Backup / restore-backup / trash — data-safety v2 (8 tracks, 276 tests)#62
Merged
Conversation
Captures the design for `loseit backup` / `loseit restore-backup` and the trash-on-delete safety, plus a parallel-tracked implementation plan with BDD acceptance scenarios written in CLI language. The plan was originally drafted under the assumption that Lose It! had only a per-day diary endpoint. A live capture (clicking "My Week" on the home dashboard) confirmed `getDailyDetailsIncludingPendingForDate- Range` is real and dispatched in production. Adding T0 to decode it flips the fetch primitive from N RPCs/grain to 1. Sanitized request/response fixtures included; both have user_id/ user_name replaced with the test-config placeholders so the conformance suite can byte-compare against them.

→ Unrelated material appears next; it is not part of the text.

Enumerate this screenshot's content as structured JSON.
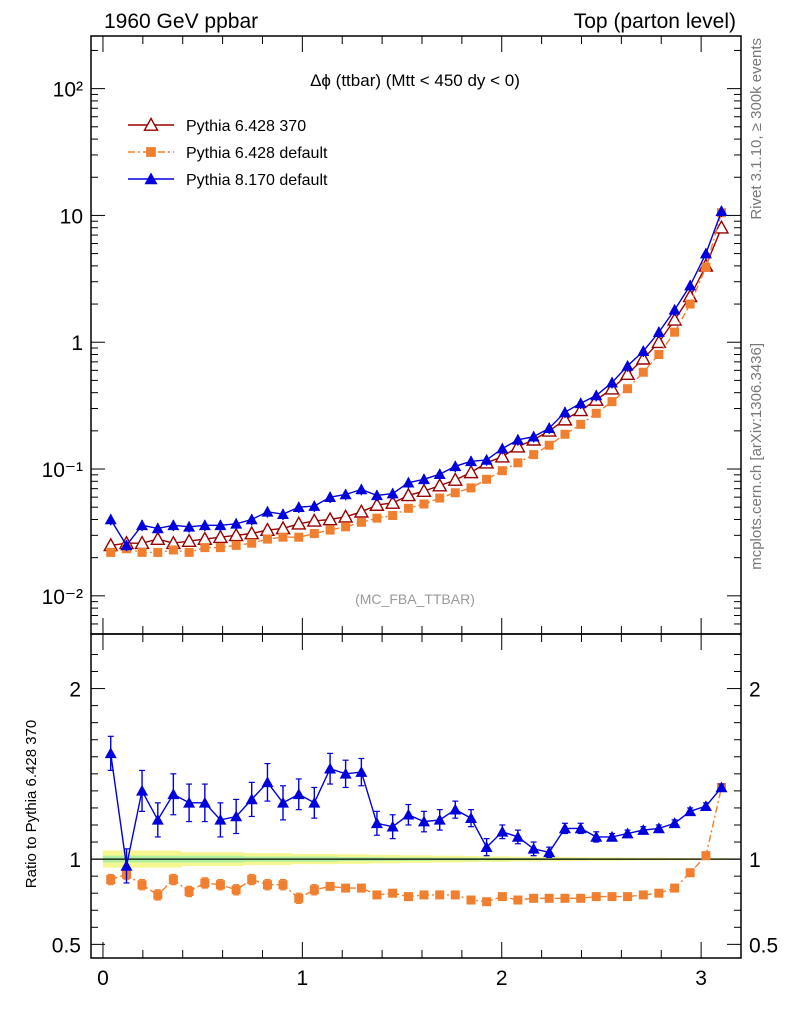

Reviewer asked for the BDDs to show what files should look like, not
just that they exist. Each scenario now spells out:
- Exact TOON top-level keys in order (schema_version, account,
grain, generated_at, entries[N]), with placeholder values for
fields whose exact contents are environmental (timestamps, hex
IDs, email-like strings).
- Concrete stdout snippets per scenario — the "fetch / fallback /
skip" rows and the trailing summary block.
- The trash.jsonl line shape as a JSON object with every required
key, including the nested entry block.
- The diary --output json shape including created_at / modified_at.
The goal is interface validation: each BDD now tells a reviewer the
exact surface a passing implementation must produce, not just "the
file exists." Specific values (counts, paths) are exact where they
must be; environmental values are abstract.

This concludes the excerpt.